7. Default by Customer.  If Customer fails to comply with any term of this agreement (including stipulations as to payment); commits an act of bankruptcy, makes an arrangement or composition with creditors or suffers any distress or execution; or resolves or is ordered to be wound up or has a receiver appointed, then, in any such event, Drennan will have the right (without prejudice to any other remedies) to cancel any uncompleted order and withhold or suspend delivery of further products, and to demand payment forthwith of all sums due by Customer to Drennan.  In the event Drennan exercises any rights it may have to stop goods in transit because of Customer’s financial condition, Drennan may at it option resell such products at public or private sale without notice to Customer and without affecting Drennan’s rights to hold Customer liable for any loss or damage caused by breach of contract by Customer. 

 
8. Force Majeure. Drennan will not be under any liability of whatever kind for non-performance in whole or in part of its obligations under the contract due to causes beyond the control of Drennan or beyond the control of Drennan ’s suppliers including, but not limited to, war (whether an actual declaration thereof is made or not), sabotage, terrorism, insurrection, riot or other acts of civil disobedience, acts of Customer or a third party, failure or delay in transportation, acts of any Government or any agency or sub-division thereof, Government regulations, judicial actions, labour disputes, strikes, embargoes, illness, accident, fire, explosion, flood, tempest or other acts of God, delay in delivery to Drennan or Drennan ’s suppliers or shortage of labour, fuel, raw materials or machinery or technical failure.  In any such event, Drennan may, without liability, cancel or vary the terms of this agreement including, but not limited to, extending the time for performing this agreement for a period at least equal to the time lost by reason of such causes.

 
9. Limitation on Liability.  DRENNAN DOES NOT ACCEPT LIABILITY BEYOND THE REMEDIES SET FORTH HEREIN, INCLUDING ANY LIABILITY FOR PRODUCTS NOT BEING AVAILABLE FOR USE OR FOR LOST . NOTWITHSTANDING, IF DRENNAN SHALL BE LIABLE TO CUSTOMER FOR ANY MATTER ARISING OUT OF OR IN ANY WAY RELATING TO THIS AGREEMENT, THEN THE AMOUNT OF DAMAGES RECOVERABLE FROM DRENNAN SHALL NOT EXCEED THE VALUE OF THE PRODUCTS PERTAINING TO THE SPECIFIC INCIDENT GIVING RISE TO DRENNAN ’S LIABILITY.  DRENNAN WILL NOT BE LIABLE FOR LOST PROFITS, LOSS OF BUSINESS OR OTHER CONSEQUENTIAL, SPECIAL, INDIRECT OR PUNITIVE DAMAGES, EVEN IF ADVISED OF THE POSSIBILITY OF SUCH DAMAGES, OR FOR ANY CLAIM BY ANY THIRD PARTY EXCEPT AS EXPRESSLY PROVIDED HEREIN.

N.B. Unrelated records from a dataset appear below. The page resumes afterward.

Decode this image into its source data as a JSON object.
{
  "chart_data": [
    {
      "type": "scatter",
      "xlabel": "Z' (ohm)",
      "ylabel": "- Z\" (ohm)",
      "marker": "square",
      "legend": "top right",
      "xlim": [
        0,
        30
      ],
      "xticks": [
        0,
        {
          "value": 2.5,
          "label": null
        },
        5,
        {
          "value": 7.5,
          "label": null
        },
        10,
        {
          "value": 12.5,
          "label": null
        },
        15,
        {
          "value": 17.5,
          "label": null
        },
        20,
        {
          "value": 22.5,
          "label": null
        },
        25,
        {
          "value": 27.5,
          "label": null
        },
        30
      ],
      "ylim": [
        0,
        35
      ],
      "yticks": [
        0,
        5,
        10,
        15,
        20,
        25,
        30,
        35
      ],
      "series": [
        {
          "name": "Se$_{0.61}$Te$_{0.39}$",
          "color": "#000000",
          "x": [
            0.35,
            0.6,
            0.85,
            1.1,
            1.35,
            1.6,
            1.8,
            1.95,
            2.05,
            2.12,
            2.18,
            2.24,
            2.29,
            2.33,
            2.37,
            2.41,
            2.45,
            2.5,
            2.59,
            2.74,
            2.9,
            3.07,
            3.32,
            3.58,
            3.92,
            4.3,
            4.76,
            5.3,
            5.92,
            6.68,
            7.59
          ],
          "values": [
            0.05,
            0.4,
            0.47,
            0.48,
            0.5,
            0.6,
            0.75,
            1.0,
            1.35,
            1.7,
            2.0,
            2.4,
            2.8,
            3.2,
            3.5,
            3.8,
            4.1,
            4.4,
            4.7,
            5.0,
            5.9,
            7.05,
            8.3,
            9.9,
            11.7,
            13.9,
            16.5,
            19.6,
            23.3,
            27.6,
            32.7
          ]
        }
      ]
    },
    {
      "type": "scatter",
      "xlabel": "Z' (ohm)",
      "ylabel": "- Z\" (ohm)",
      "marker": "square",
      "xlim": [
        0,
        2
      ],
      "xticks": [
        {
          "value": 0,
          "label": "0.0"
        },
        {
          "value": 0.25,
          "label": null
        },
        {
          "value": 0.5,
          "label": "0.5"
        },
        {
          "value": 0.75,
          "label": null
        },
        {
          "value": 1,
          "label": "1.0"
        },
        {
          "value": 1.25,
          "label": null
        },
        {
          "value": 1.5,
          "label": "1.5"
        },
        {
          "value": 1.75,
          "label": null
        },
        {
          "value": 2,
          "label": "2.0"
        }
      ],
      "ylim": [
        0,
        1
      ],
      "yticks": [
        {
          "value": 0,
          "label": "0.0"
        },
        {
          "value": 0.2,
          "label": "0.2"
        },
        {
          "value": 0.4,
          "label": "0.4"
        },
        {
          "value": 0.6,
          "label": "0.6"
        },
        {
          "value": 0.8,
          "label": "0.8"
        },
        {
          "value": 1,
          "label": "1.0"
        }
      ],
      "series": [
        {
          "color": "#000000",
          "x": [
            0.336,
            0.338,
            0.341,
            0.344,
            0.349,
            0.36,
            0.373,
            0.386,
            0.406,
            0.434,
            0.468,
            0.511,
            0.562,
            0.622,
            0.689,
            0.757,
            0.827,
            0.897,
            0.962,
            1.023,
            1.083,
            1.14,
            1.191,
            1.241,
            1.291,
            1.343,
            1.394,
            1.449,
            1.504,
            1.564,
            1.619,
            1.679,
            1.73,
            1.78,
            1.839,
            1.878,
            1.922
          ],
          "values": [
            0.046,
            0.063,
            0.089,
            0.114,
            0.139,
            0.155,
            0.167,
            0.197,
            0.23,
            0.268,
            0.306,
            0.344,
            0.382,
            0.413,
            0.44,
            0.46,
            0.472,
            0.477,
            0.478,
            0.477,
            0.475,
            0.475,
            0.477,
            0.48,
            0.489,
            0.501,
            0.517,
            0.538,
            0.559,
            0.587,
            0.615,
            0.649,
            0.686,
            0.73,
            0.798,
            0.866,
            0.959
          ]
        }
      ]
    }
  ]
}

10. Headings. The section headings used herein are for convenience of reference only and do not form a part of these terms and conditions, and no construction or inference shall be derived therefrom.

11. Language. These Terms and Conditions are in both English and Chinese versions.  If there is any conflict between the two versions, the English version shall prevail.